What is a living annuity?
At retirement from a pension, pension preservation or retirement annuity, you’re required to use at least two-thirds of the proceeds to purchase an annuity. You can choose between a life annuity and a living annuity.
The life annuity is an insurance product that guarantees you a certain level of income for the rest of your life. You don’t have to worry about outliving your capital or whether poor investment returns will erode your capital. The main drawback is that your capital dies with you, i.e. those income payments can’t be paid out to a beneficiary after your death.
In contrast, a living annuity is an investment product that relies on financial market returns to provide an income. You choose the underlying investments and take on the risk of generating enough income to see you through your retirement. This includes the risk that you outlive your capital or that your investments don’t produce the income you need to fund your lifestyle.

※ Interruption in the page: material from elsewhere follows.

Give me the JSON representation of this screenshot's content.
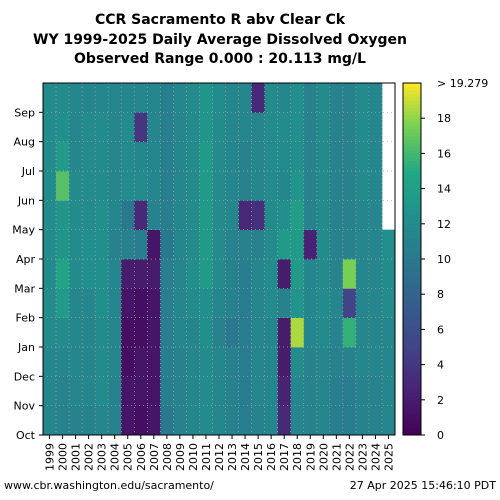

A living annuity gives you much greater investment and income flexibility; you can change your income level (within limits described below) and the frequency with which you receive payments to better manage your cashflow requirements. Furthermore, what’s left of your capital can be distributed to your heirs on your death.
What are the current regulations governing living annuity withdrawals?
Each year, you are allowed to draw between 2.5% and 17.5% of the market value of your annuity as your income. This can be paid out monthly, quarterly or annually but you can only change the amount you withdraw on a yearly basis (on the anniversary of your policy start date).
What are the new regulations?
For a temporary four month period between 1 June 2020 and 30 September 2020, you are able to change your drawdown rate (without having to wait until your policy anniversary as you usually would).
Furthermore, the withdrawal range has been extended to between 0.5% and 20%. From 1 October though, the drawdown rate will revert to that which you selected at the most recent anniversary date.
If, during the relief period, a policy anniversary occurs or a new contract is taken out and a “relief period” rate is selected, the annuitant can select a drawdown rate that will after the relief period is over (i.e. from 1 October).
These changes are temporary measures implemented to help living annuitant retirees in light of Covid-19’s effect on financial markets.
Should I take advantage of these changes and change my drawdown rate?
It depends on your personal circumstances.
Let’s assume you have a living annuity with a value of R5 million and a drawdown rate of 5%. If you take advantage of the 4-month dispensation and drop your income to 0.5% you would leave an additional R75 000 in your investment to recover and grow. On the flip side if you increased the income to 20% you would draw out an additional R250 000 and crystalize any losses. As an aside, increasing your income may also push you up a tax bracket so do your calculations first.
In general, increasing your drawdown rate is not advisable. Remember that these are your life savings and you need them to last as long as possible. What you don’t want to do is crystallise your losses when your investments are underperforming as a result of the market turmoil seen in 2020 so far. If volatile markets have left you cash-strapped or you need more income than usual in these strange times, first consider alternative options to dipping into your retirement money. A simple restructuring of your day-to-day expenses might leave you with the spare funds you need, for example.
First prize is to lower your drawdown rate to 0.5% if you can get by on slightly less income. This’ll just mean you are giving your savings more time to recover from the losses likely sustained in this year’s market falls. This is an especially desirable route if you have high equity exposure; lowering your income level will mean less erosion of your capital.
Speak to your adviser
Either way, we strongly advise that you discuss the options available to you given your unique situation and income requirements. They are best placed to help you decide on the route that’ll be most beneficial for you.